Quando despertei, os homens uniformizados estavam gritando conosco e nos puxando pra fora dos assentos. Uma mulher se assustou e caiu no chão, o homem de uniforme esbravejou sobre ela e deu vários chutes em seu peito. Eu não a vi na saída da nave. Mais uma vez eu pude sentir o Sol sobre minha pele, quando todos nós já estávamos do lado de fora. Eu não reconheci aquele lugar, mas fomos deixados no meio de uma floresta, aos pés de uma montanha. Os uniformizados desceram da nave e dessa vez distribuíram varias bolsas de mão, uma pra cada prisioneiro. Quando terminaram de entregar, voltaram pra nave e subiram a rampa. Em segundos já estavam voando no céu.

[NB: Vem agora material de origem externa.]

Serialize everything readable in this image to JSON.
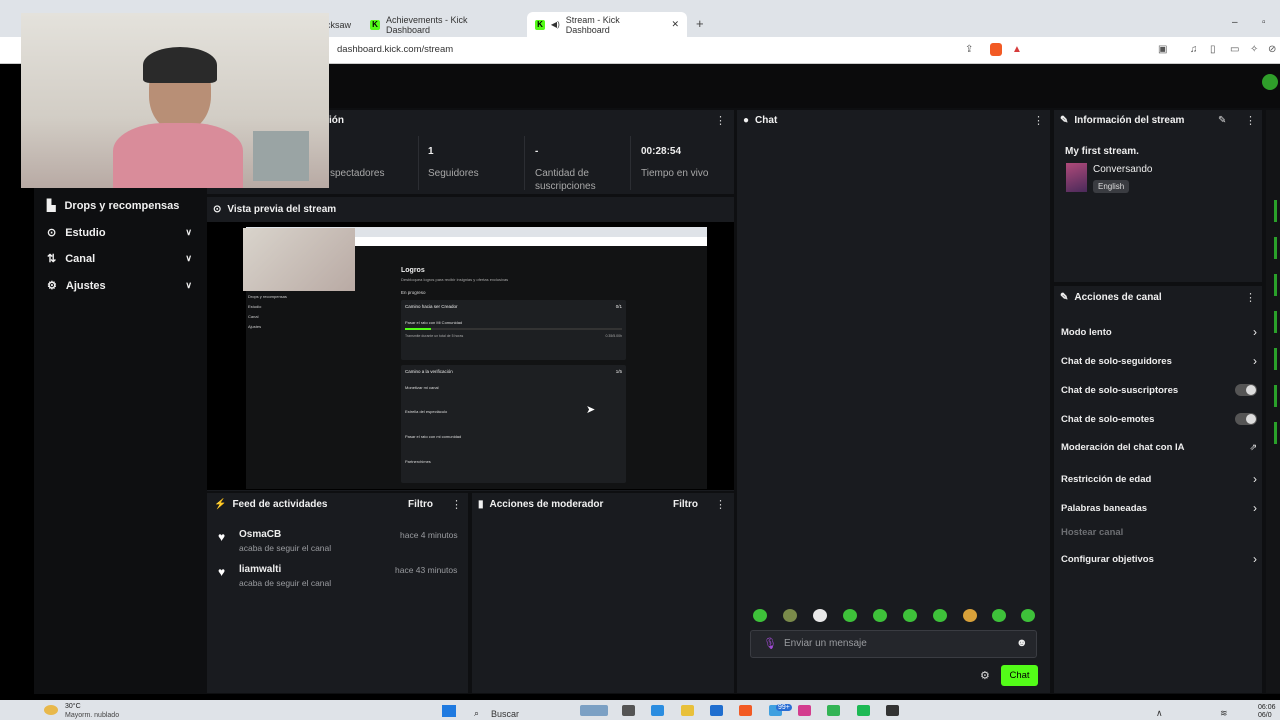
{
  "browser": {
    "tabs": [
      {
        "label": "cksaw"
      },
      {
        "label": "Achievements - Kick Dashboard"
      },
      {
        "label": "Stream - Kick Dashboard",
        "active": true
      }
    ],
    "close_glyph": "✕",
    "new_tab_glyph": "+",
    "url": "dashboard.kick.com/stream"
  },
  "sidebar": {
    "items": [
      {
        "label": "Drops y recompensas",
        "icon": "gift-icon"
      },
      {
        "label": "Estudio",
        "icon": "studio-icon"
      },
      {
        "label": "Canal",
        "icon": "channel-icon"
      },
      {
        "label": "Ajustes",
        "icon": "gear-icon"
      }
    ]
  },
  "session": {
    "title_partial": "ión",
    "stats": [
      {
        "value": "",
        "label": "spectadores"
      },
      {
        "value": "1",
        "label": "Seguidores"
      },
      {
        "value": "-",
        "label": "Cantidad de suscripciones"
      },
      {
        "value": "00:28:54",
        "label": "Tiempo en vivo"
      }
    ]
  },
  "preview": {
    "title": "Vista previa del stream"
  },
  "preview_screen": {
    "heading": "Logros",
    "sub": "Desbloquea logros para recibir insignias y ofertas exclusivas",
    "section": "En progreso",
    "card1_title": "Camino hacia ser Creador",
    "card1_count": "0/1",
    "card1_item": "Pasar el rato con Mi Comunidad",
    "card1_desc": "Transmite durante un total de 5 horas",
    "card1_val": "0.35/5.00h",
    "card2_title": "Camino a la verificación",
    "card2_count": "1/5",
    "card2_items": [
      "Monetizar mi canal",
      "Estrella del espectáculo",
      "Pasar el rato con mi comunidad",
      "Partnerchimes"
    ],
    "side": [
      "Drops y recompensas",
      "Estudio",
      "Canal",
      "Ajustes"
    ]
  },
  "feed": {
    "title": "Feed de actividades",
    "filter": "Filtro",
    "items": [
      {
        "user": "OsmaCB",
        "action": "acaba de seguir el canal",
        "time": "hace 4 minutos"
      },
      {
        "user": "liamwalti",
        "action": "acaba de seguir el canal",
        "time": "hace 43 minutos"
      }
    ]
  },
  "mod": {
    "title": "Acciones de moderador",
    "filter": "Filtro"
  },
  "chat": {
    "title": "Chat",
    "placeholder": "Enviar un mensaje",
    "send": "Chat"
  },
  "info": {
    "title": "Información del stream",
    "stream_title": "My first stream.",
    "category": "Conversando",
    "language": "English"
  },
  "channel_actions": {
    "title": "Acciones de canal",
    "rows": [
      {
        "label": "Modo lento",
        "control": "chevron"
      },
      {
        "label": "Chat de solo-seguidores",
        "control": "chevron"
      },
      {
        "label": "Chat de solo-suscriptores",
        "control": "toggle"
      },
      {
        "label": "Chat de solo-emotes",
        "control": "toggle"
      },
      {
        "label": "Moderación del chat con IA",
        "control": "external"
      },
      {
        "label": "Restricción de edad",
        "control": "chevron"
      },
      {
        "label": "Palabras baneadas",
        "control": "chevron"
      },
      {
        "label": "Hostear canal",
        "control": "none",
        "disabled": true
      },
      {
        "label": "Configurar objetivos",
        "control": "chevron"
      }
    ]
  },
  "taskbar": {
    "weather_temp": "30°C",
    "weather_desc": "Mayorm. nublado",
    "search": "Buscar",
    "badge": "99+",
    "time": "06:06",
    "date": "06/0"
  },
  "colors": {
    "kick_green": "#53fc18",
    "panel": "#191b1f"
  }
}
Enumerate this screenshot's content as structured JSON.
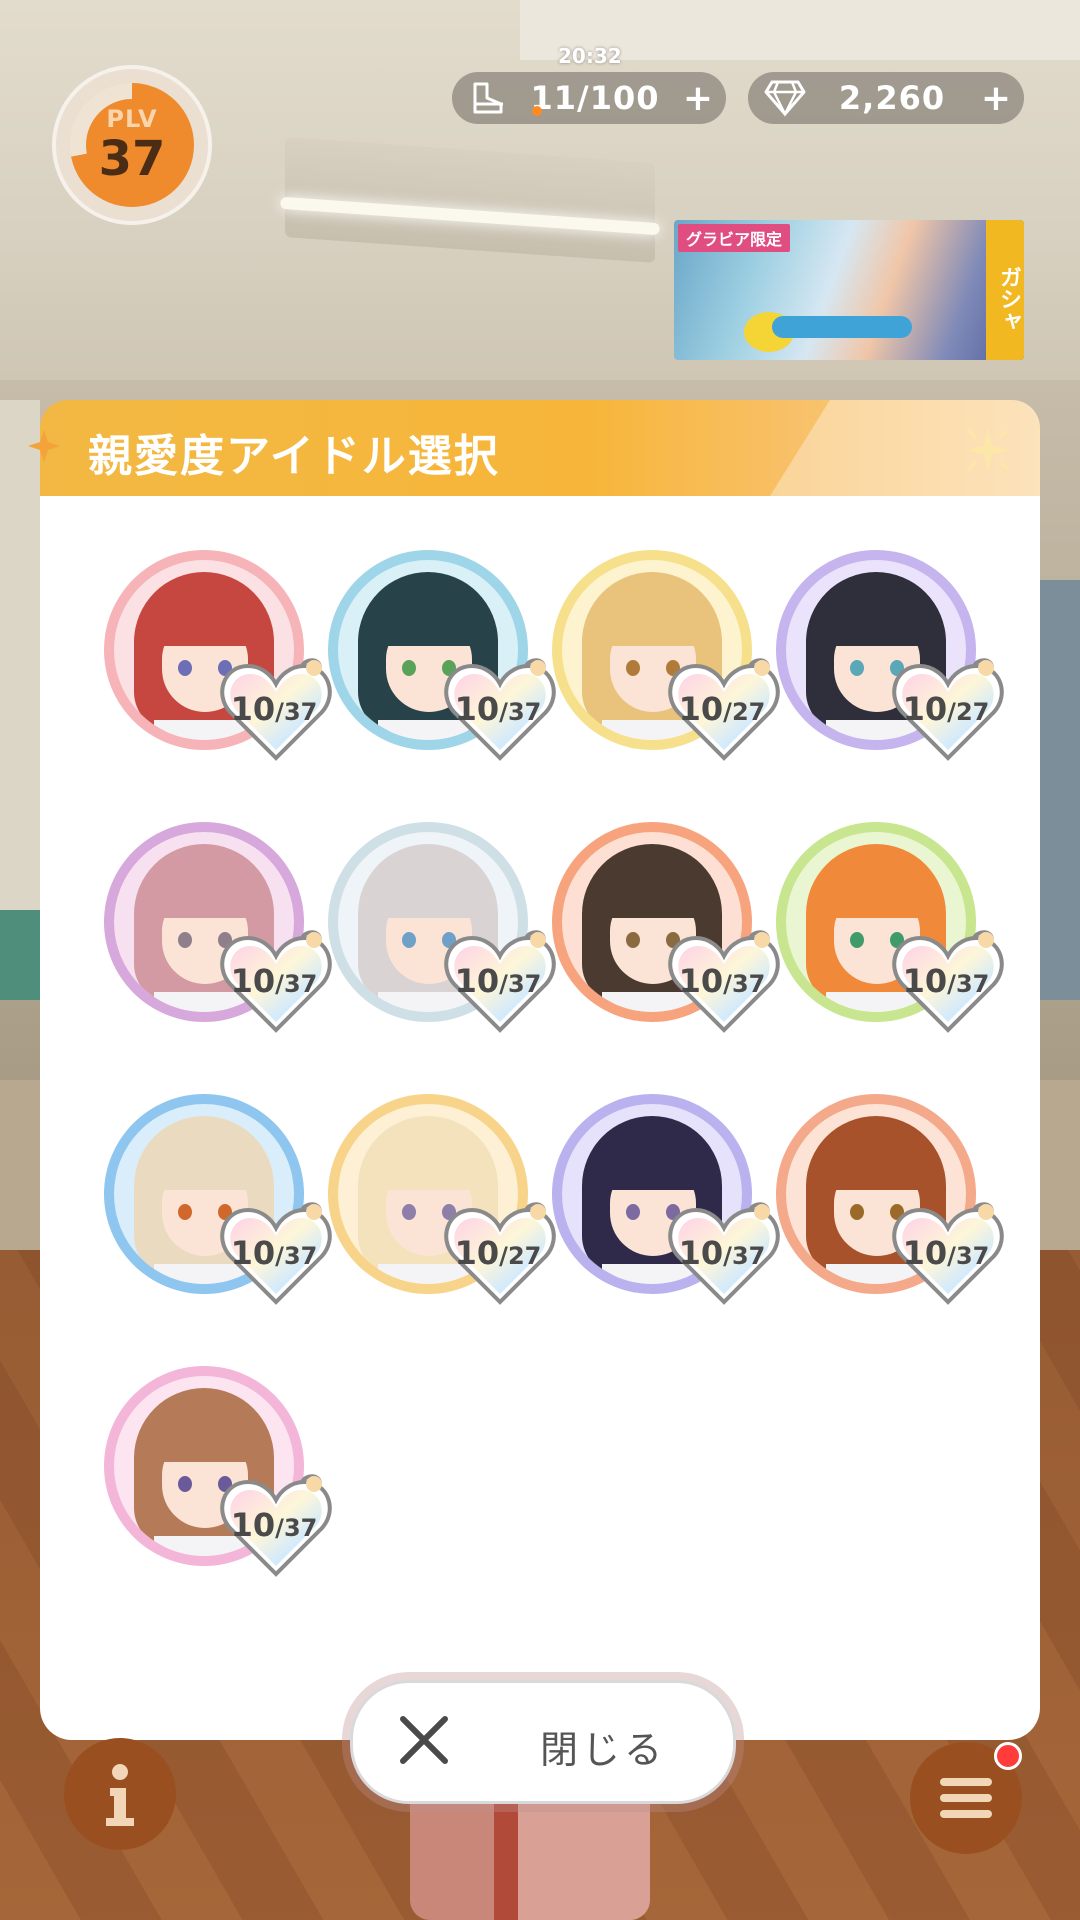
{
  "hud": {
    "player_level_label": "PLV",
    "player_level": "37",
    "stamina_timer": "20:32",
    "stamina": "11/100",
    "gems": "2,260",
    "plus": "+"
  },
  "banner": {
    "tag": "グラビア限定",
    "side_label": "ガシャ"
  },
  "dialog": {
    "title": "親愛度アイドル選択",
    "close_label": "閉じる"
  },
  "idols": [
    {
      "level": "10",
      "max": "37",
      "ring": "#f6b3b8",
      "bg": "#fbe1e3",
      "hair": "#c6473f",
      "eye": "#6d6fb6"
    },
    {
      "level": "10",
      "max": "37",
      "ring": "#9fd5e8",
      "bg": "#d9f0f6",
      "hair": "#274349",
      "eye": "#5aa15a"
    },
    {
      "level": "10",
      "max": "27",
      "ring": "#f7e08c",
      "bg": "#fdf3cf",
      "hair": "#e9c27b",
      "eye": "#b07b3a"
    },
    {
      "level": "10",
      "max": "27",
      "ring": "#c5b4ee",
      "bg": "#ebe3fb",
      "hair": "#2e2f3a",
      "eye": "#5aa7b8"
    },
    {
      "level": "10",
      "max": "37",
      "ring": "#d7a8dc",
      "bg": "#f7e0ef",
      "hair": "#d39aa3",
      "eye": "#8f7f8a"
    },
    {
      "level": "10",
      "max": "37",
      "ring": "#cfdfe6",
      "bg": "#eef4f7",
      "hair": "#d9d3d4",
      "eye": "#6ea0c8"
    },
    {
      "level": "10",
      "max": "37",
      "ring": "#f7a47e",
      "bg": "#fde0d3",
      "hair": "#4b3a30",
      "eye": "#8a6a40"
    },
    {
      "level": "10",
      "max": "37",
      "ring": "#c8e58f",
      "bg": "#eaf6d2",
      "hair": "#f08a3a",
      "eye": "#3f9c6a"
    },
    {
      "level": "10",
      "max": "37",
      "ring": "#8ec6ef",
      "bg": "#d9edfb",
      "hair": "#eadbc0",
      "eye": "#d0682b"
    },
    {
      "level": "10",
      "max": "27",
      "ring": "#f8d48a",
      "bg": "#fdf0d4",
      "hair": "#f3e2bb",
      "eye": "#8d7fa8"
    },
    {
      "level": "10",
      "max": "37",
      "ring": "#b9b2ee",
      "bg": "#e6e2fb",
      "hair": "#2f2a4a",
      "eye": "#7d6aa0"
    },
    {
      "level": "10",
      "max": "37",
      "ring": "#f4a98a",
      "bg": "#fde3d6",
      "hair": "#a8522b",
      "eye": "#9b6a2a"
    },
    {
      "level": "10",
      "max": "37",
      "ring": "#f3b5d8",
      "bg": "#fde4f1",
      "hair": "#b57a57",
      "eye": "#6a5a9a"
    }
  ]
}
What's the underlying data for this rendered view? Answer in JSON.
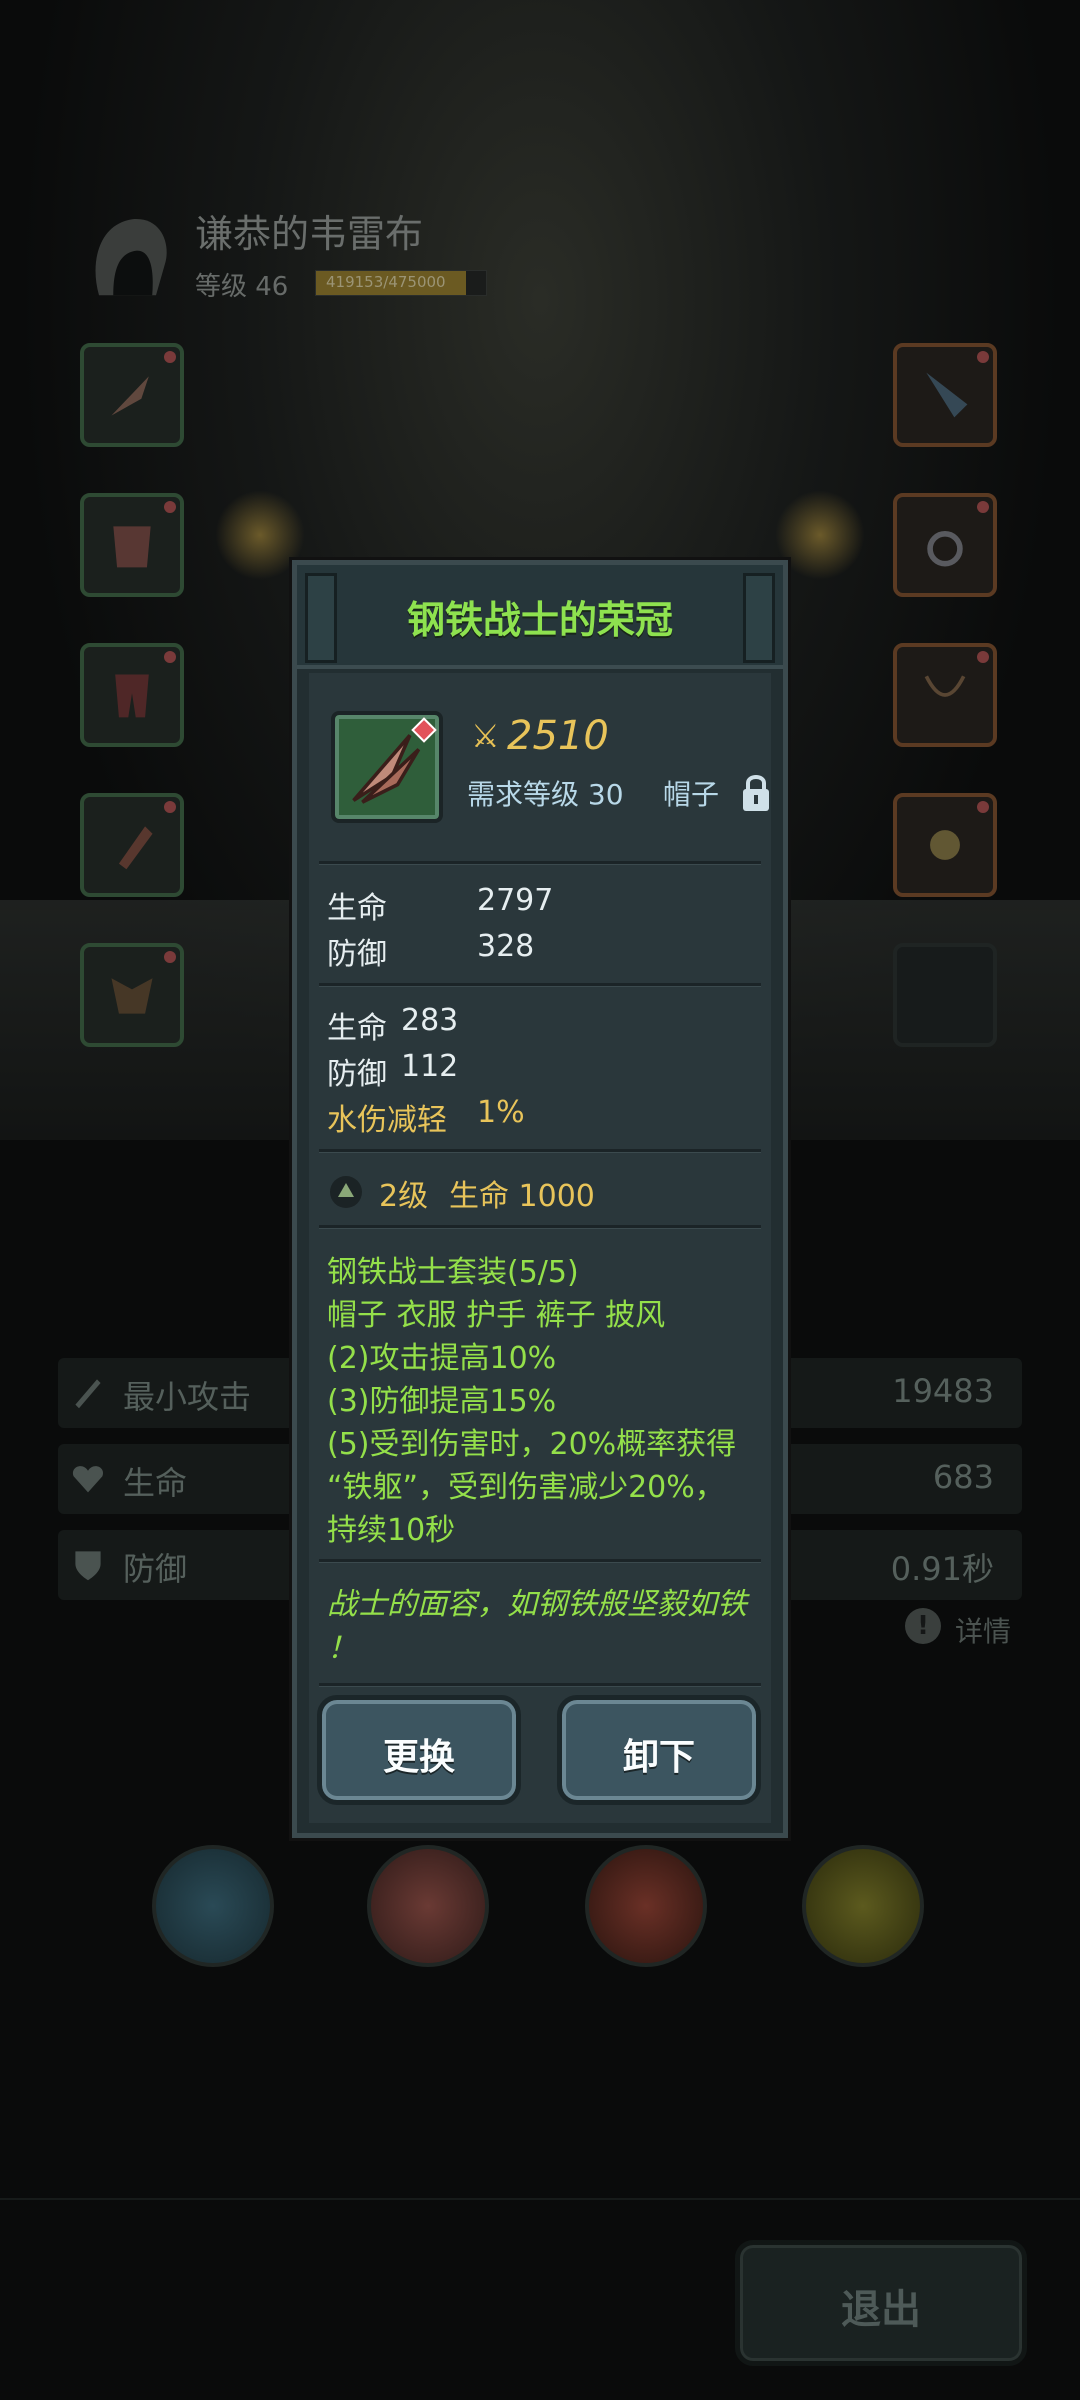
{
  "hero": {
    "name": "谦恭的韦雷布",
    "level_label": "等级 46",
    "exp_text": "419153/475000",
    "exp_progress": 0.88
  },
  "stats": [
    {
      "icon": "sword-icon",
      "label": "最小攻击",
      "value": "19483"
    },
    {
      "icon": "heart-icon",
      "label": "生命",
      "value": "683"
    },
    {
      "icon": "shield-icon",
      "label": "防御",
      "value": "0.91秒"
    }
  ],
  "detail_label": "详情",
  "exit_label": "退出",
  "popup": {
    "title": "钢铁战士的荣冠",
    "power": "2510",
    "requirement": "需求等级 30",
    "part": "帽子",
    "base_stats": [
      {
        "label": "生命",
        "value": "2797"
      },
      {
        "label": "防御",
        "value": "328"
      }
    ],
    "extra_stats": [
      {
        "label": "生命",
        "value": "283"
      },
      {
        "label": "防御",
        "value": "112"
      }
    ],
    "special_stat": {
      "label": "水伤减轻",
      "value": "1%"
    },
    "enchant": {
      "level": "2级",
      "text": "生命 1000"
    },
    "set_bonus": {
      "name": "钢铁战士套装(5/5)",
      "parts": "帽子 衣服 护手 裤子 披风",
      "bonus_2": "(2)攻击提高10%",
      "bonus_3": "(3)防御提高15%",
      "bonus_5_line1": "(5)受到伤害时，20%概率获得",
      "bonus_5_line2": "“铁躯”，受到伤害减少20%，",
      "bonus_5_line3": "持续10秒"
    },
    "flavor_line1": "战士的面容，如钢铁般坚毅如铁",
    "flavor_line2": "！",
    "replace_label": "更换",
    "unequip_label": "卸下"
  },
  "colors": {
    "title_green": "#8ee24f",
    "gold": "#e8c45a",
    "set_green": "#94e04a",
    "req_blue": "#b8d8e8"
  }
}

Todos nós ficamos sem saber o que fazer. Ninguém se conhecia, o medo era o único sentimento em comum entre nós. Eu sentei no chão gramado e abri a minha bolsa. Ela continha vários objetos que eu nunca tinha visto. Talvez fossem aparatos daquela tecnologia nova que os próprios homens de uniforme usavam, mas eu não entendia nada daquilo. A única coisa que eu reconheci foi uma seringa. Um liquido âmbar balançava dentro dela, talvez algum remédio. Eu não entendi nada. Olhei ao redor e vi aquelas pessoas desnorteadas, em prantos, implorando a morte ou a salvação. Eu, porém, ergui os olhos pro Sol e agradeci poder sentir aquele calor novamente. De súbito eu me levantei e tive uma ideia. Estávamos ao pé de uma montanha e poderia ser longe, mas eu não me importava. Comecei a caminhar, arrastando meus pés cansados e fracos por entre as folhas verdes e fui entrando na floresta.  Andei mais um pouco, até sentir o suor brotar em todos os poros de minha pele. Arranquei minha jaqueta e a larguei no matagal à minha volta. E caminhei. Por horas talvez, eu segui andando, mergulhando por entre as arvores selvagens e suas raízes contorcidas. Depois de mais um tempo eu avistei o que suspeitava.  Comecei a correr, ignorando as dores e o sangue que mais uma vez brotava de mim, e corri, e corri mais ainda. As lágrimas enfim nasceram nos meus olhos feridos e jorraram pelas minhas bochechas da mesma forma que as ondas do mar à minha frente banhava a areia fofa. Eu corri e me deixei cair na areia, sentindo cada grão, e me arrastando até chegar na água fria. Por um momento eu fui novamente aquela menininha inocente que corria com seu cachorrinho na praia, e me deixei chorar, e rir e chorar mais ainda à medida que as ondas me engoliam.

O Sol brilhava e as nuvens rodopiavam a sua volta, enquanto meu corpo jazia naquelas águas purificadoras. Já não havia dor, sangue ou machucado algum. Eu me deixei levar até não aguentar mais, até não ter mais forças e finalmente poder me entregar. Eu não entendi o por quê de todo o sofrimento que me fizeram passar, nem o que eles tinham em mente ao me deixar ali, mas eu finalmente encontrei uma chance de me libertar daquele inferno. Eu abri os braços e as ondas me carregaram, me puxando num abraço de salvação mortal, enquanto meu corpo repousava tranquilamente numa paz eterna.